On retrouve Rabbi Marshak, énigmatique, face au facétieux Danny Gopnick, le fils allumé (double des frères Coen) de Larry. Il livre alors la clé des songes et de la Torah : la composition intégrale du band emblématique : Grace Slick, Marty Balin, Paul Kantner, Jorma Kaukonen, Jack Casady, Spencer Dryden. Comprenne qui voudra….
Reste la fin, étrange : courez voir A Serious Man, ce film subtil, intelligent, bourré d'humour, délicieusement décalé. Avant que la tornade ne vous emporte !
3 Comments
The first cut is the deepest, Rod Stewart would sing
Alors, Grand Jacques, il n’est que temps que tu visionnes – enfin – les autres Cohen, dont l’ineffable FARGO et l’incontournable O’BROTHERS.

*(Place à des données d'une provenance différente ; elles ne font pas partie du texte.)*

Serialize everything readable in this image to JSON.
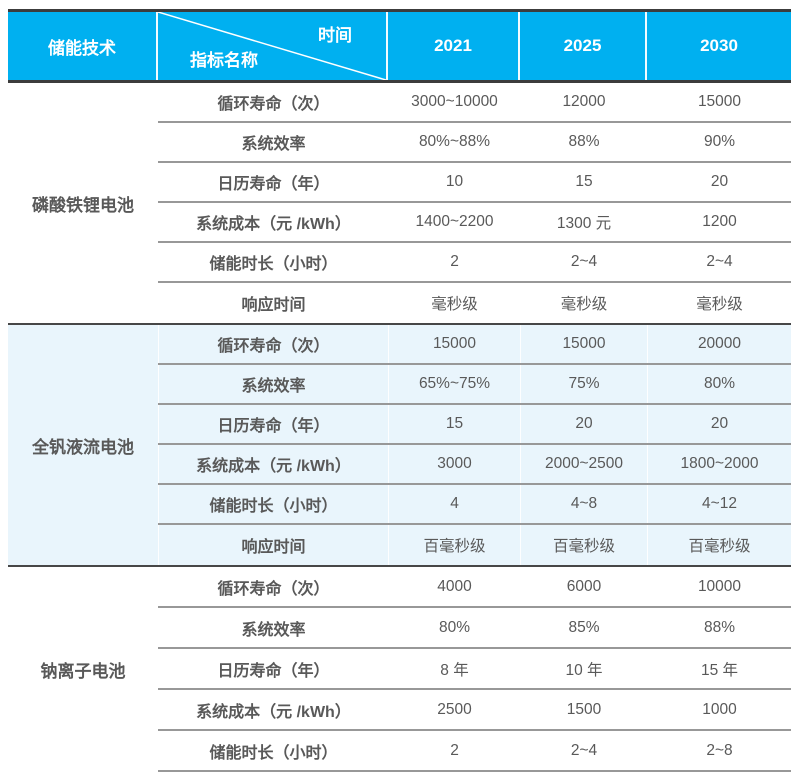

Voilà au moins deux de leurs films qui te permettront des variétés de style, de mots, de routes et chemins de traverses comme rarement tu en as l’occasion 🙂
A SERIOUS MAN : je savais que la scène depuis le toit allait réveiller en toi le zwingliste épris de ce pur judaïsme si proche de tes Jefferson Airplane : ça fait de sacrés chocs tout ça !
Cool, Mentsch, cool 🙂
Pas le meilleur du duo selon moi …
Moins léger, bien sûr …
La critique des cahiers ("en kabbale") est intéressante car elle décrit un film kabbalistique … et l’incongruité totale des juifs du midwest (le propos est de Ethan Coen).